Dzisiejsze La Ciotat czci swoich wielkich filmowców i na historycznej stacyjce urządziło im maleńkie muzeum. Takie Lazurowe Wybrzeże ma wiele zalet i nie ma tu snobizmu. Jak przystało na miasto Lazurowego Wybrzeża, plaża i port są w centrum. Ale to nie Cannes, gdzie hotele zastawiają każdy wolny kawałek piasku swoimi parasolami i leżakami. W La Ciotat jest dyskretnie i kameralnie.

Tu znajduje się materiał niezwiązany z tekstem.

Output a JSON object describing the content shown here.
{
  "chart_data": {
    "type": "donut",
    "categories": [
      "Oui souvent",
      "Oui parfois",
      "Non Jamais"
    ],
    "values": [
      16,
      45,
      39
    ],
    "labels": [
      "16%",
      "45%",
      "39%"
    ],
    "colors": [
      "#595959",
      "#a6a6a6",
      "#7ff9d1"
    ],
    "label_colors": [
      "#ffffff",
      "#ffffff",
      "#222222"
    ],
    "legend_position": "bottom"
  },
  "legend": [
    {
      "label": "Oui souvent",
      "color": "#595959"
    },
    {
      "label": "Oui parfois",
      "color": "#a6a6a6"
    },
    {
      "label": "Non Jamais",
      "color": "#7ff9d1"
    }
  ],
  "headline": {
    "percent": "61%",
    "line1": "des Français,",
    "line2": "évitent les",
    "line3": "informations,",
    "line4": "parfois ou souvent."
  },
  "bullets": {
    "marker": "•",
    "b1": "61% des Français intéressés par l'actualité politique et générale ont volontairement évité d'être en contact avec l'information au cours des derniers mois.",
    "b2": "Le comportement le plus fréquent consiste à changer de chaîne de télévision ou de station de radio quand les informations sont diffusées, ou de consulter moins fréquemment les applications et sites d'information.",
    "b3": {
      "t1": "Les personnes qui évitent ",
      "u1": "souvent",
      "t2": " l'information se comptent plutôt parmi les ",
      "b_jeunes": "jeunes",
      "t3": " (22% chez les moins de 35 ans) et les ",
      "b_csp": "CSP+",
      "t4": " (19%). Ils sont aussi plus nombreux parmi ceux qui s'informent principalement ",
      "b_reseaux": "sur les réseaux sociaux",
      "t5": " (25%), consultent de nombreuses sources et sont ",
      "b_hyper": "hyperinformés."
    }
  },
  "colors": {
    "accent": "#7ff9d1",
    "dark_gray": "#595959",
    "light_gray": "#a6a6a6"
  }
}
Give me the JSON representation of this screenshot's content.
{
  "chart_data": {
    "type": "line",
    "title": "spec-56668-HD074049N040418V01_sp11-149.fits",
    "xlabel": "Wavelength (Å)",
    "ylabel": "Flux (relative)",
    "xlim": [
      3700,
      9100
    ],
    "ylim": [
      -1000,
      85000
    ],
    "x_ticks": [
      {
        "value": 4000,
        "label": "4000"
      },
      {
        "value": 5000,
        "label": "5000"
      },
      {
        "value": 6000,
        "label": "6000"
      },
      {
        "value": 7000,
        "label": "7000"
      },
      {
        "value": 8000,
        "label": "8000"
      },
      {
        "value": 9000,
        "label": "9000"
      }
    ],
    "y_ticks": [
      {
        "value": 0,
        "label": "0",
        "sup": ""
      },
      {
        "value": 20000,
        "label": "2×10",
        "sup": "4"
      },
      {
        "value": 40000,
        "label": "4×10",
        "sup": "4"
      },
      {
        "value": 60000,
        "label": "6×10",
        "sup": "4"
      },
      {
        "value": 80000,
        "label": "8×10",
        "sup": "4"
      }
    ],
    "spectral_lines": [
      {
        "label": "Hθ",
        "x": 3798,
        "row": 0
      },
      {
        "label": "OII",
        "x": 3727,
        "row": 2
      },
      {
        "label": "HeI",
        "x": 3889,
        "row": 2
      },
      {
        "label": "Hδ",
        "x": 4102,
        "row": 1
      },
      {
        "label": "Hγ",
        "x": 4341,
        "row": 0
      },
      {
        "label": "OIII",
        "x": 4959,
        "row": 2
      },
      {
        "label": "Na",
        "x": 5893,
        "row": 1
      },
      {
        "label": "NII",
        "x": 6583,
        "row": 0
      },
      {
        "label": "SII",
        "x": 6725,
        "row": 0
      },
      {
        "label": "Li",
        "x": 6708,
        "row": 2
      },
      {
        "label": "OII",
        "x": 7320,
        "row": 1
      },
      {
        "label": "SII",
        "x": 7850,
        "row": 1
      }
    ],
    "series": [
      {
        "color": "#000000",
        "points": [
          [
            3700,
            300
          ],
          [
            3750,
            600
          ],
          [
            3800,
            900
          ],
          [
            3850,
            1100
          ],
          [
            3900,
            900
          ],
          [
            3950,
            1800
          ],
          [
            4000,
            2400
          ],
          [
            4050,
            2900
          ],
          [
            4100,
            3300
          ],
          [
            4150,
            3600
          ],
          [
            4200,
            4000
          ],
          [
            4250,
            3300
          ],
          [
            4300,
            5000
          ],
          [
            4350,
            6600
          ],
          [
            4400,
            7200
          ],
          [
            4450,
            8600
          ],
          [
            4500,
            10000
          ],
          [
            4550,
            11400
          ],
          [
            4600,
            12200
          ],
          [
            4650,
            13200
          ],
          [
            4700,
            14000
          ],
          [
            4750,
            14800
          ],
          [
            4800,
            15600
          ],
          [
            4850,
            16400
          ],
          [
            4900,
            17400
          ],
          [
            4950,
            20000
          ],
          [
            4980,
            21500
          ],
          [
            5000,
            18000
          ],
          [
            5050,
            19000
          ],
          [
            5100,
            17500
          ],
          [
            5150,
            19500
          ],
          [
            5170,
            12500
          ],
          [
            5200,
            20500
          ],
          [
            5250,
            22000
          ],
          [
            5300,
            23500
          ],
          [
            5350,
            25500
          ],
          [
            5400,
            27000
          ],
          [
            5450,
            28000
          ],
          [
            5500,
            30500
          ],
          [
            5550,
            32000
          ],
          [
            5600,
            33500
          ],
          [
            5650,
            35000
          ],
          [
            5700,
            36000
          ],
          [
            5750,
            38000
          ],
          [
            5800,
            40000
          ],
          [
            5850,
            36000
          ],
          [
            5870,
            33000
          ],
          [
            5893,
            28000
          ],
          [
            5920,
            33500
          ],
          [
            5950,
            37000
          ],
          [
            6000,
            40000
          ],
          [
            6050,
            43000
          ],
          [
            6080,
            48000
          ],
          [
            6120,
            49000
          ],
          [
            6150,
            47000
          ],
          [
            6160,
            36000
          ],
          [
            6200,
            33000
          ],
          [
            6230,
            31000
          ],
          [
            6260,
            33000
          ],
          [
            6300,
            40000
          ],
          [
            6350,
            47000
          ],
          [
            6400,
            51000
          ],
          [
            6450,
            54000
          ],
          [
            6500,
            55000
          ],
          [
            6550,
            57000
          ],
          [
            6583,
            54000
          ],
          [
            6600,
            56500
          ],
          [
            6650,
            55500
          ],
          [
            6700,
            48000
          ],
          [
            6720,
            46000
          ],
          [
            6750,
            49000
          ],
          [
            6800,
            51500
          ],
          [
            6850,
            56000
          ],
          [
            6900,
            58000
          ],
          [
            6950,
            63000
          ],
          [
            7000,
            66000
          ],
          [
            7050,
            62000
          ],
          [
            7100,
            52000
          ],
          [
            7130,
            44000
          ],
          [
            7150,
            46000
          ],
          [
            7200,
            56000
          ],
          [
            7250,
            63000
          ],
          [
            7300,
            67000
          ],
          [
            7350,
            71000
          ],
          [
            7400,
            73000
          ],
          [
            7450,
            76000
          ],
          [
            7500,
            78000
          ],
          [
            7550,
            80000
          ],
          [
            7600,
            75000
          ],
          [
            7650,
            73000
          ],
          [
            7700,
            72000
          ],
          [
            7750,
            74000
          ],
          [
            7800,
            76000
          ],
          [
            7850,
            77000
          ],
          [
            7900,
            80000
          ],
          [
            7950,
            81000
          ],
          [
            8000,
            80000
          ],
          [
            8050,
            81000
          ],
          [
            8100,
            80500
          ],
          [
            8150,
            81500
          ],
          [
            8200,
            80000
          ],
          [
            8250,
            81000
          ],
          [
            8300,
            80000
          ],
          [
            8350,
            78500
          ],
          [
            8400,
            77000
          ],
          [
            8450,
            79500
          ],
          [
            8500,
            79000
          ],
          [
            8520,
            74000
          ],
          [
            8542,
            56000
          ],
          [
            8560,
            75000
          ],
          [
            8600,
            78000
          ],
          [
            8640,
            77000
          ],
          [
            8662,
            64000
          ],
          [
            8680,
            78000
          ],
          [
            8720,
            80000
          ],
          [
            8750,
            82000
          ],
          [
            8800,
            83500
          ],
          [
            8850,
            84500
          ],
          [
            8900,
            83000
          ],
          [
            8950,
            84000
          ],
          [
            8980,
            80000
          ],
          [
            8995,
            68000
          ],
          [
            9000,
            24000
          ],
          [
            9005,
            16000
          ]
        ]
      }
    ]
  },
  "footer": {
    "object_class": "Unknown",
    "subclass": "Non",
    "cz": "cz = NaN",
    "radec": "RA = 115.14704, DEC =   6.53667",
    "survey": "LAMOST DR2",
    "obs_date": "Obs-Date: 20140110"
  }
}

Miejscowi przychodzą na plażę z piknikowymi koszykami i podjadają francuskie sery z bagietką, popijając schłodzonym różowym winem.
A potem długo spacerują wzdłuż zakrzywionej jak francuski rogalik plaży. Część wybrzeża jest skalista. Ta frajdę przynosi najmłodszym. Dzieci i młodzież skaczą ze skał wprost do krystalicznie czystej wody. Nurkują, szukając muszli i pływają na materacach i dmuchanych zabawkach. W wodzie mijają się z kajakarzami, którzy penetrują skaliste zatoczki. Bawimy się w wodzie z dziećmi. Opalamy się i pływamy przez cały dzień. Zmęczeni opuszczamy plażę dopiero późnym popołudniem. Idziemy przez elegancki deptak wysadzany palmami, wzdłuż którego rozlokowały się kawiarnie i restauracje. Na placyku starsi panowie grają w boulle. Rzucanie kulami musi być ekscytujące, bo robią to godzinami. Obserwujemy grę, zajadając drobne przekąski. Potem wracamy na kemping.
Dzisiejsze kempingi nie mają nic wspólnego z tymi zapamiętanymi z lat PRL! Dzisiaj są to eleganckie bungalowy z tarasami. Mają baseny i stoją w lesie piniowym, który daje nie tylko cień, ale i atrakcje dźwiękowe! Na gałęziach tych ciepłolubnych sosen mieszkają cykady. Uskrzydlone owady co wieczór wygrywają koncert na unikalną melodię przypominającą cykanie zegara i szum morza. Wspomnienie kolacji przy ich akompaniamencie zostanie z nami na długie zimowe miesiące.